Uche Okoli: I advocate mostly for freedom of speech and expression. Truth and issues that affect the family. These are the building blocks for any society and must be protected at all costs! As our world becomes more politically correct, such rights are being eroded, and society is becoming increasingly fractured.
Emeka Mba: Perhaps because of my own lived experience, I tend to gravitate towards issues that revolve around the social-cultural space. From the media and the arts, to how government policies impact on the growth of that sector, as well as how that sector reflects on how we see ourselves. Being an advocate for something you believe in is a privilege, to be able to present arguments in support of public causes in a nuanced and reflective manner with measured arguments (in support of or against a cause) – is even more important in a world now suffocating from information overload.
Saidu Basharu: The most important things I advocate for are: Family built on strong values as the bedrock of any successful nation; Leaving behind a good legacy (how we do wish to be remembered after we are long gone?); and Good governance based on fairness and equity.
Do you feel that Nigeria, traditionally, has shied away from discussing and addressing certain issues in the public arena?
Saidu: Nigerians traditionally shy away from discussing certain issues due to a number of reasons: Cultural beliefs; Religion, and they feel that their contributions do not count anyway. As an Advocate, I believe I can position myself as a voice for the voiceless and mostly speak for those who will probably never be heard.
Do you feel there is a shift happening? And why?
Chuka: There is a great shift already well underway here with regard to advocacy. It’s a global thing really. While there are problems of a clash between our own ways and the incursive Westernisation, it is pertinent to note that civilisations do not standstill. They change, adapt and absorb from others.

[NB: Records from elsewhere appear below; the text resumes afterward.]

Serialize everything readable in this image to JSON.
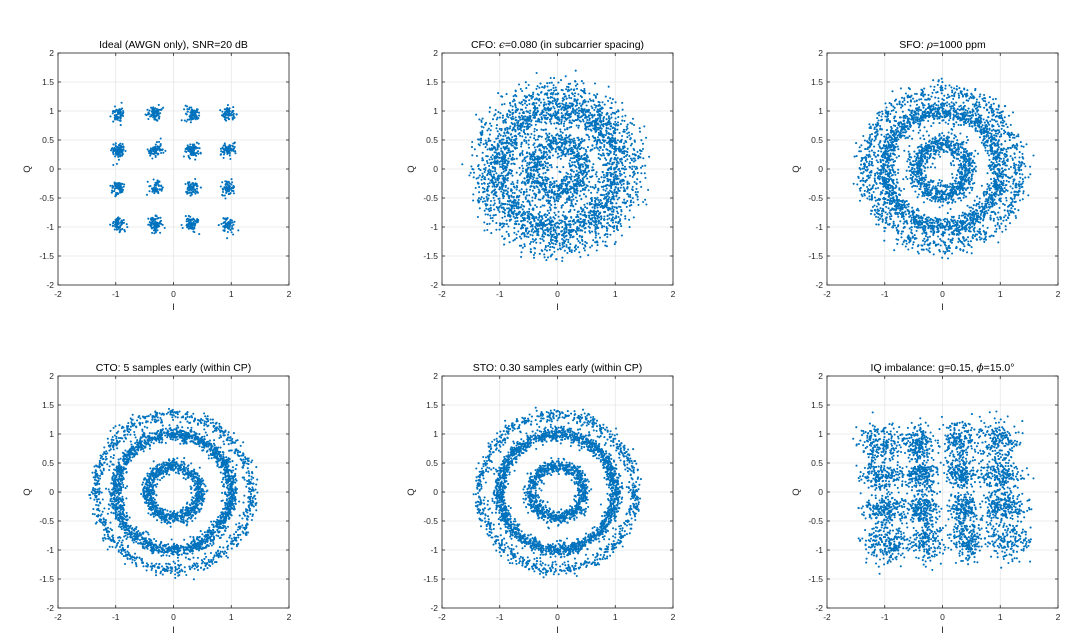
{
  "figure": {
    "background": "#ffffff",
    "marker_color": "#0072BD",
    "axis_color": "#262626",
    "grid_color": "#e6e6e6"
  },
  "chart_data": [
    {
      "type": "scatter",
      "title": "Ideal (AWGN only), SNR=20 dB",
      "title_parts": [
        {
          "t": "Ideal (AWGN only), SNR=20 dB"
        }
      ],
      "xlabel": "I",
      "ylabel": "Q",
      "xlim": [
        -2,
        2
      ],
      "ylim": [
        -2,
        2
      ],
      "xticks": [
        "-2",
        "-1",
        "0",
        "1",
        "2"
      ],
      "yticks": [
        "-2",
        "-1.5",
        "-1",
        "-0.5",
        "0",
        "0.5",
        "1",
        "1.5",
        "2"
      ],
      "grid": true,
      "constellation": "16-QAM",
      "levels": [
        -0.95,
        -0.32,
        0.32,
        0.95
      ],
      "effect": "awgn",
      "noise_std": 0.06
    },
    {
      "type": "scatter",
      "title": "CFO: ϵ=0.080 (in subcarrier spacing)",
      "title_parts": [
        {
          "t": "CFO: "
        },
        {
          "t": "ϵ",
          "italic": true
        },
        {
          "t": "=0.080 (in subcarrier spacing)"
        }
      ],
      "xlabel": "I",
      "ylabel": "Q",
      "xlim": [
        -2,
        2
      ],
      "ylim": [
        -2,
        2
      ],
      "xticks": [
        "-2",
        "-1",
        "0",
        "1",
        "2"
      ],
      "yticks": [
        "-2",
        "-1.5",
        "-1",
        "-0.5",
        "0",
        "0.5",
        "1",
        "1.5",
        "2"
      ],
      "grid": true,
      "constellation": "16-QAM",
      "levels": [
        -0.95,
        -0.32,
        0.32,
        0.95
      ],
      "effect": "rings",
      "ring_radii": [
        0.45,
        1.0,
        1.34
      ],
      "noise_std": 0.13
    },
    {
      "type": "scatter",
      "title": "SFO: ρ=1000 ppm",
      "title_parts": [
        {
          "t": "SFO: "
        },
        {
          "t": "ρ",
          "italic": true
        },
        {
          "t": "=1000 ppm"
        }
      ],
      "xlabel": "I",
      "ylabel": "Q",
      "xlim": [
        -2,
        2
      ],
      "ylim": [
        -2,
        2
      ],
      "xticks": [
        "-2",
        "-1",
        "0",
        "1",
        "2"
      ],
      "yticks": [
        "-2",
        "-1.5",
        "-1",
        "-0.5",
        "0",
        "0.5",
        "1",
        "1.5",
        "2"
      ],
      "grid": true,
      "constellation": "16-QAM",
      "levels": [
        -0.95,
        -0.32,
        0.32,
        0.95
      ],
      "effect": "rings",
      "ring_radii": [
        0.45,
        1.0,
        1.34
      ],
      "noise_std": 0.09
    },
    {
      "type": "scatter",
      "title": "CTO: 5 samples early (within CP)",
      "title_parts": [
        {
          "t": "CTO: 5 samples early (within CP)"
        }
      ],
      "xlabel": "I",
      "ylabel": "Q",
      "xlim": [
        -2,
        2
      ],
      "ylim": [
        -2,
        2
      ],
      "xticks": [
        "-2",
        "-1",
        "0",
        "1",
        "2"
      ],
      "yticks": [
        "-2",
        "-1.5",
        "-1",
        "-0.5",
        "0",
        "0.5",
        "1",
        "1.5",
        "2"
      ],
      "grid": true,
      "constellation": "16-QAM",
      "levels": [
        -0.95,
        -0.32,
        0.32,
        0.95
      ],
      "effect": "rings",
      "ring_radii": [
        0.45,
        1.0,
        1.34
      ],
      "noise_std": 0.06
    },
    {
      "type": "scatter",
      "title": "STO: 0.30 samples early (within CP)",
      "title_parts": [
        {
          "t": "STO: 0.30 samples early (within CP)"
        }
      ],
      "xlabel": "I",
      "ylabel": "Q",
      "xlim": [
        -2,
        2
      ],
      "ylim": [
        -2,
        2
      ],
      "xticks": [
        "-2",
        "-1",
        "0",
        "1",
        "2"
      ],
      "yticks": [
        "-2",
        "-1.5",
        "-1",
        "-0.5",
        "0",
        "0.5",
        "1",
        "1.5",
        "2"
      ],
      "grid": true,
      "constellation": "16-QAM",
      "levels": [
        -0.95,
        -0.32,
        0.32,
        0.95
      ],
      "effect": "rings",
      "ring_radii": [
        0.45,
        1.0,
        1.34
      ],
      "noise_std": 0.06
    },
    {
      "type": "scatter",
      "title": "IQ imbalance: g=0.15, ϕ=15.0°",
      "title_parts": [
        {
          "t": "IQ imbalance: g=0.15, "
        },
        {
          "t": "ϕ",
          "italic": true
        },
        {
          "t": "=15.0°"
        }
      ],
      "xlabel": "I",
      "ylabel": "Q",
      "xlim": [
        -2,
        2
      ],
      "ylim": [
        -2,
        2
      ],
      "xticks": [
        "-2",
        "-1",
        "0",
        "1",
        "2"
      ],
      "yticks": [
        "-2",
        "-1.5",
        "-1",
        "-0.5",
        "0",
        "0.5",
        "1",
        "1.5",
        "2"
      ],
      "grid": true,
      "constellation": "16-QAM",
      "levels": [
        -0.95,
        -0.32,
        0.32,
        0.95
      ],
      "effect": "iq_imbalance",
      "gain": 0.15,
      "phase_deg": 15.0,
      "noise_std": 0.13
    }
  ]
}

You all come from diverse backgrounds of disciplines. Please share, in turn, what you would like to bring to the table.
Ekene Ezeji: Perhaps encouraging the notion of tolerance, even in the midst of strong polarised positions on an issue.

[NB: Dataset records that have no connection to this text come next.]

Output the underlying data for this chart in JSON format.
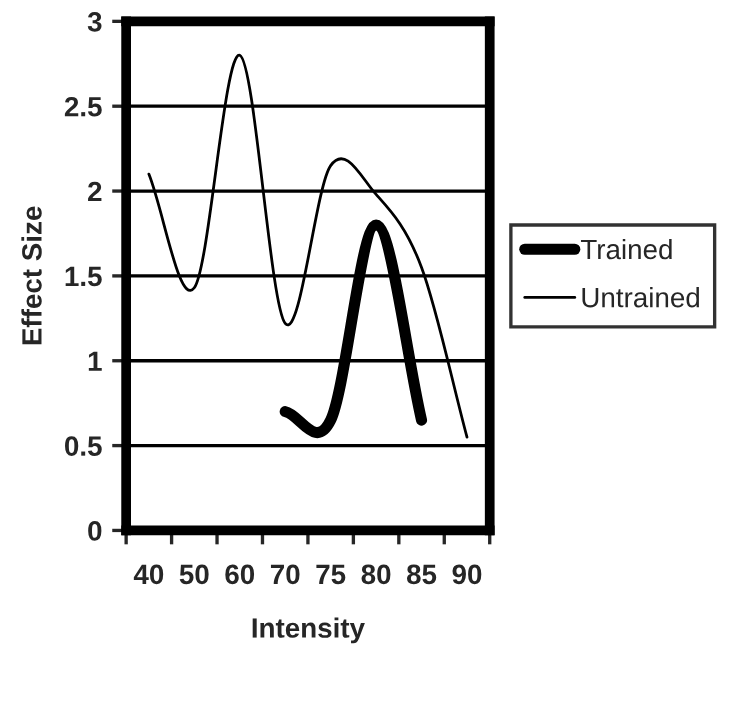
{
  "chart_data": {
    "type": "line",
    "xlabel": "Intensity",
    "ylabel": "Effect Size",
    "categories": [
      "40",
      "50",
      "60",
      "70",
      "75",
      "80",
      "85",
      "90"
    ],
    "series": [
      {
        "name": "Trained",
        "color": "#000000",
        "values": [
          null,
          null,
          null,
          0.7,
          0.65,
          1.8,
          0.65,
          null
        ]
      },
      {
        "name": "Untrained",
        "color": "#000000",
        "values": [
          2.1,
          1.43,
          2.8,
          1.22,
          2.15,
          1.98,
          1.55,
          0.55
        ]
      }
    ],
    "ylim": [
      0,
      3
    ],
    "yticks": [
      0,
      0.5,
      1,
      1.5,
      2,
      2.5,
      3
    ],
    "grid": "y",
    "legend": "right"
  }
}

Chuka Ihonor: I would like to think that I am fearless but reasonable in criticism and advocacy. No one who has a responsibility should live above criticism or the law. They should not be above learning from good and intelligent teaching/advocacy.

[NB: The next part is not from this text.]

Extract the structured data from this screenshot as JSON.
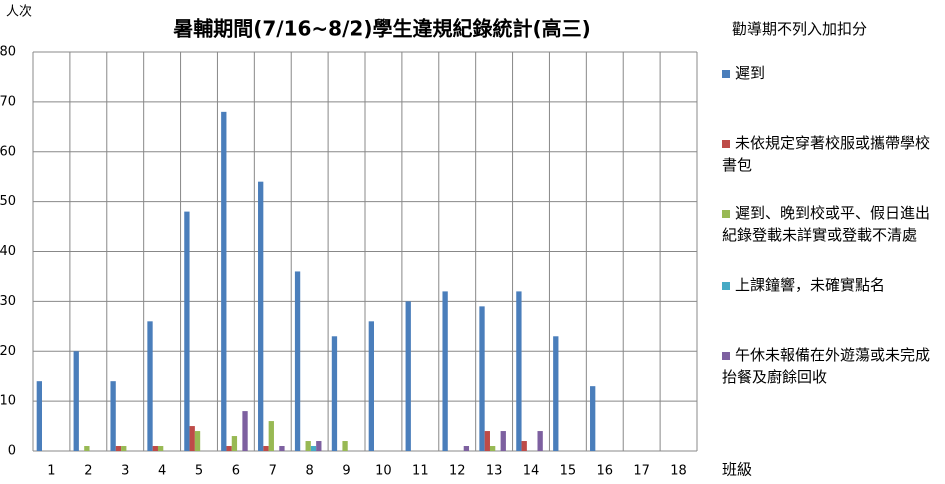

Uche Okoli: I have a young son and I’m concerned we are becoming increasingly morally bankrupt as a society. I hope to bring boldness and truth to the table; drawing attention and proffering solutions to those areas that will affect the future of our youth and society.
Emeka Mba: The beauty of The Advocates is that we all come from different backgrounds, a healthy mix of interests and experiences with a passion for the public good. My remit is bringing my public sector experience to exploring how policies or the lack of them can help or hinder developments
Saidu Basharu: My contribution will be mostly my shared experience and my honest opinion on matters that I have some knowledge, such as on the state of the country. I advocate for solutions at the level of the family. Intentional and purposeful parenting cannot be over-emphasised.
Chuka Ihonor believes that Nigeria is badly in need of redirection and advocates for the reorientation of values. This is a task for all. For parents in families, teachers in schools, friends in groups and the government of the day. It is about setting all on a straight path of good and righteousness. To trumpet the achievements of those who are good leaders and mentors – good people. This is not the same as legal advocacy where technicalities may get an offender off the hook. Here, the results are always good. It’s a win-win situation.